For more, download the 5G Telecom Policy Playbook.
(2) Infrastructure: Indecision by Congress and the Federal government is pushing state governments and local voters to take matters into their own hands. For example, Los Angeles county voters overwhelmingly passed Measure M in 2016, which imposed a new $0.005 sales tax and indefinitely extended an existing $0.005 sales tax originally set to expire in 2019. Measure M provides LA county’s transit authority $120 billion over the next 40 years to expand public transportation. Seattle voters also passed an infrastructure package, called Sound Transit 3, in 2016 to expand the light rail system, and airports are being updated, with Newark Liberty International approving a $2.7 billion redevelopment plan and NY LaGuardia currently undergoing an $8 billion renovation.
How are states and localities financing these projects? According to a recent Congressional Budget Office (CBO) report, states and localities are utilizing federally supported mechanisms, such as tax-exempt bonds and direct federal credit programs, to finance infrastructure. Between 2007 and 2016, states and localities invested ~$64 billion per year in infrastructure, including $43 billion in tax exempt bonds annually. If you can look past Congress, there’s infrastructure activity occurring. The dollar amounts are small relative to President Trump’s $1.5 trillion infrastructure plan, but the revenues are material to project managers and raw material providers.
In our view, trade will continue to impact markets during Q1 2019 as traders and investors react to daily headlines and create volatility. Jeff Miller, author of a Dash of Insight, recently wrote an article discussing the noise surrounding current U.S.-China trade negotiations (read it here). Like Jeff, we are encouraged by recent developments, but remain realistic of what can be accomplished during the 90-day truce period. If there are signs of a deal coming together, stocks with significant China revenue exposure could experience relative out performance. We recommend investors not get caught up in the recent headline volatility.
In addition to China negotiations, we expect the recently negotiated NAFTA agreement, European tariff negotiations, and Brexit negotiations to continue to impact markets as we enter in 2019. Any sign of disagreement between the U.S.-Mexico-Canada delegations or within Congress could destabilize the interconnected North American supply chain and economy and impact companies with significant Canada and Mexico revenue. Brexit also continues to be a hurdle in Europe, with internal Great Britain deliberations increasing the risk of a “No Deal” with the European Union and creating continent wide chaos for supply chains and citizens.
federal reserve tightening
In addition to trade, the Federal Reserve continues to have a significant impact on markets as it contemplates raising interest rates. While it’s important to monitor the projected number of interest rate hikes in 2019, we believe investors should take a longer-term view. In our view, the Federal Reserve is signaling a contractionary monetary policy to combat recent expansionary fiscal policy by the Trump administration and Congress (e.g. 2017 tax reform paired with increased government spending and deficits).

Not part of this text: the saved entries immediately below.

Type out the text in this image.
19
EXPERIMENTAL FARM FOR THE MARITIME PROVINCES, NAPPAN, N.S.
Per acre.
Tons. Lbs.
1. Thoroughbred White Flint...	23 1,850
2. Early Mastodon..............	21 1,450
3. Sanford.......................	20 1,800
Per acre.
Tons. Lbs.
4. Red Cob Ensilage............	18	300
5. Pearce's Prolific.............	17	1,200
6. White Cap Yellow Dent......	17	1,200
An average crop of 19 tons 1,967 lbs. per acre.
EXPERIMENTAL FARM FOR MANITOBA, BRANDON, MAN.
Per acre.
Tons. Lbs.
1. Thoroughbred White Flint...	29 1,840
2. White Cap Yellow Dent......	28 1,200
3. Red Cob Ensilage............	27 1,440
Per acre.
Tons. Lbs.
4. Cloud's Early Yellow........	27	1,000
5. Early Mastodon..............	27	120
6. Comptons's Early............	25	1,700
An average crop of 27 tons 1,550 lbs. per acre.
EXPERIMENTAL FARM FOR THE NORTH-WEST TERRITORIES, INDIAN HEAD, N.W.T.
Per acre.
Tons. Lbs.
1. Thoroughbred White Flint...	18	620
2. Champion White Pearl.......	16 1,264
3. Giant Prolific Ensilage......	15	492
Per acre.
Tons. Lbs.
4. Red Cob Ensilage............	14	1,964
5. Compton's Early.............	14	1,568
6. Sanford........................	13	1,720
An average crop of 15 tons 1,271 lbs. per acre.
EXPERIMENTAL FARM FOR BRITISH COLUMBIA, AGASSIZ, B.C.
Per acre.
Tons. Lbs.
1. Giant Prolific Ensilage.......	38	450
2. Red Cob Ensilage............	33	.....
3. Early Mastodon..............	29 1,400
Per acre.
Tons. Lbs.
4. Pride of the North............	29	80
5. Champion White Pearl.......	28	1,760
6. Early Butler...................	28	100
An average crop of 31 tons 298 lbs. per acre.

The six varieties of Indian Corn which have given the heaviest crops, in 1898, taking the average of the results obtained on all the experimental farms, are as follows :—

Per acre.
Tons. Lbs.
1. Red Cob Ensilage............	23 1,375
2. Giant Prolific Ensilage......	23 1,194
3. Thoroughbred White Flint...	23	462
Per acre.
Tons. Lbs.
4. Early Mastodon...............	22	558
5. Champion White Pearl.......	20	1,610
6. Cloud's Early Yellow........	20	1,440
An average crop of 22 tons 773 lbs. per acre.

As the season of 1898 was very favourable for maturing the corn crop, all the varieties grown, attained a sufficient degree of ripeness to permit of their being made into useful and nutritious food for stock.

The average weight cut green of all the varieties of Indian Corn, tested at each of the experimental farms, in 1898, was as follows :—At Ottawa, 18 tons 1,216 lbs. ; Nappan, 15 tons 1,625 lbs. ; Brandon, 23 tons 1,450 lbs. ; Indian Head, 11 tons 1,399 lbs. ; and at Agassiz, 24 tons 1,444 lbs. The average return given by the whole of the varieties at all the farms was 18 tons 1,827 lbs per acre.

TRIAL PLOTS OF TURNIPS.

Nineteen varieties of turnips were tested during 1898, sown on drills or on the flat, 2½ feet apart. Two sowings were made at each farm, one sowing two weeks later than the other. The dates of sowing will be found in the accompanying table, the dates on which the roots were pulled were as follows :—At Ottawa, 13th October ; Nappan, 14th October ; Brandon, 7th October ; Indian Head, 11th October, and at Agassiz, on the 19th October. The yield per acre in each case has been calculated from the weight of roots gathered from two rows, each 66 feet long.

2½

What does this mean for investors in the bigger picture? There is a structural change occurring in the markets. In our view, investors should heed the Federal Reserve signal and review their current risk levels.
Our View on Positioning
Investors should consider long-term thematic alpha exposure while reducing equity market (beta) exposure. We will look to continue lowering the beta of investment strategies on further market rallies. That said, we would likely maintain some below market exposure as long-term growth fundamentals in the US still look very strong, but we feel we must respect the technical weakness.